Изменить стиль страницы

— Вам следовало выйти замуж за Моро, тогда ничего подобного со мной не произошло бы.

— Моро сам отказался жениться на мне, — напомнила я.

— Это верно. У него отличный вкус, у Моро… А вы, Каролина, не слишком ли нарядно одеты? — добавила Жозефина, меняя сердитый взгляд на свою притворную ласковую улыбку.

Я презрительно усмехнулась и промолчала. Наполеон уже поздравил меня с удачным выбором туалета. На мне была нижняя юбка из розового атласа, отделанное английской вышивкой элегантное платье из муслина, специально доставленного из Индии, отлично сочеталось с цветом лица. К счастью, беременность не портила моего внешнего вида. Шляпка, украшенная розовыми перьями, выгодно подчеркивала белокурые волосы. Беременность уже была заметна, но я сильно стянула живот и выглядела не хуже Жозефины, которая в последнее время заметно потолстела. Но мой живот, по крайней мере, скоро снова будет прежним, во всяком случае, менее выпуклым, чем у нее.

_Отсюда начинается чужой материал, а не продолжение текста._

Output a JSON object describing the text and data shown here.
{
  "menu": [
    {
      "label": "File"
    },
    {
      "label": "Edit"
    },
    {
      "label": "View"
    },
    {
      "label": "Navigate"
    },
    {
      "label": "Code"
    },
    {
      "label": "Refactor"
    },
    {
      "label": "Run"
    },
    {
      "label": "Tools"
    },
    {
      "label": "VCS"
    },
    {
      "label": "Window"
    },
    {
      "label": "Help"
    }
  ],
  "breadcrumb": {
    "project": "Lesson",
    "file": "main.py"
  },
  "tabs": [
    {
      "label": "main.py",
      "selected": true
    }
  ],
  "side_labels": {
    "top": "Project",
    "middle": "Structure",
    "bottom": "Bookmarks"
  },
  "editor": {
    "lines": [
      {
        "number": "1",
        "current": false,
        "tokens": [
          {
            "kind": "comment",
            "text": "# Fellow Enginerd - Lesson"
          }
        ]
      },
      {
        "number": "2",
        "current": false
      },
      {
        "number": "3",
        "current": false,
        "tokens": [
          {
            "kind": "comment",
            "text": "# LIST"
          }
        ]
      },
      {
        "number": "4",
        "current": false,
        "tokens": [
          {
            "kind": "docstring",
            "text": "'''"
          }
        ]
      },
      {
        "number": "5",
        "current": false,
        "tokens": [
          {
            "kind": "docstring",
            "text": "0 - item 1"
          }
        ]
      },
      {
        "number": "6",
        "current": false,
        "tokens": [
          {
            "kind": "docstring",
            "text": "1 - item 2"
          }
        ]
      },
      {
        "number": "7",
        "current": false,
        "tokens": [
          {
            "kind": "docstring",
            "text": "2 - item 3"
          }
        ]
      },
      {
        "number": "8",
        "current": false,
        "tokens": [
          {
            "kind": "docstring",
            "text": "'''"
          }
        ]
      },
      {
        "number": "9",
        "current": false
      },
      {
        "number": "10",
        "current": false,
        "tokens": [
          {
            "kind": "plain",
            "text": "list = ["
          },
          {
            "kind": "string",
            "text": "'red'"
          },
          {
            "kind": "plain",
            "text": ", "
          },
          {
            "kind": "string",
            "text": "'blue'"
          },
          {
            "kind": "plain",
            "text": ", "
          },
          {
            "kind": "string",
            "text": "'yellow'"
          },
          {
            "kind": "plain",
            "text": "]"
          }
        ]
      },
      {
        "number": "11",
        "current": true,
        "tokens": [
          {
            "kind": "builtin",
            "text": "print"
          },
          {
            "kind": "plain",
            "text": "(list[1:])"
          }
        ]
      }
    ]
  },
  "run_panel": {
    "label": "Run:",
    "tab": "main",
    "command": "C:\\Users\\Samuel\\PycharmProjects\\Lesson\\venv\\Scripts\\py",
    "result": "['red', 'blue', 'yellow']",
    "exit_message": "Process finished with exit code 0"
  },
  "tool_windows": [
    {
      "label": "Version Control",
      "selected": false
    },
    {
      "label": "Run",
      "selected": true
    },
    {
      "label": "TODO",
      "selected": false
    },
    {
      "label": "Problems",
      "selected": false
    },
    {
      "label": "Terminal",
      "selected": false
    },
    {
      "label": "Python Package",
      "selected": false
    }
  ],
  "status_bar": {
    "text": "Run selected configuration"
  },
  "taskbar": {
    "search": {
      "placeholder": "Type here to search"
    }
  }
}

Как и предсказывала Жозефина, церемония затянулась и стала для меня тяжелым испытанием. Дважды я почти теряла сознание. Чувствовала острую боль в животе и вспоминала слова Наполеона о родах под звуки псалма «Тебя, Бога, хвалим». Когда я, наконец, покинула собор, то застряла в толпе зевак и вскоре оказалась в кольце английских туристов. Наполеон только что заключил мир с Англией, и англичане потоком хлынули в Париж, чтобы хотя бы краешком глаза взглянуть на это страшилище — Наполеона Бонапарта. Одна англичанка с лошадиным лицом на ломаном французском языке заверила меня, что Англия будет довольна.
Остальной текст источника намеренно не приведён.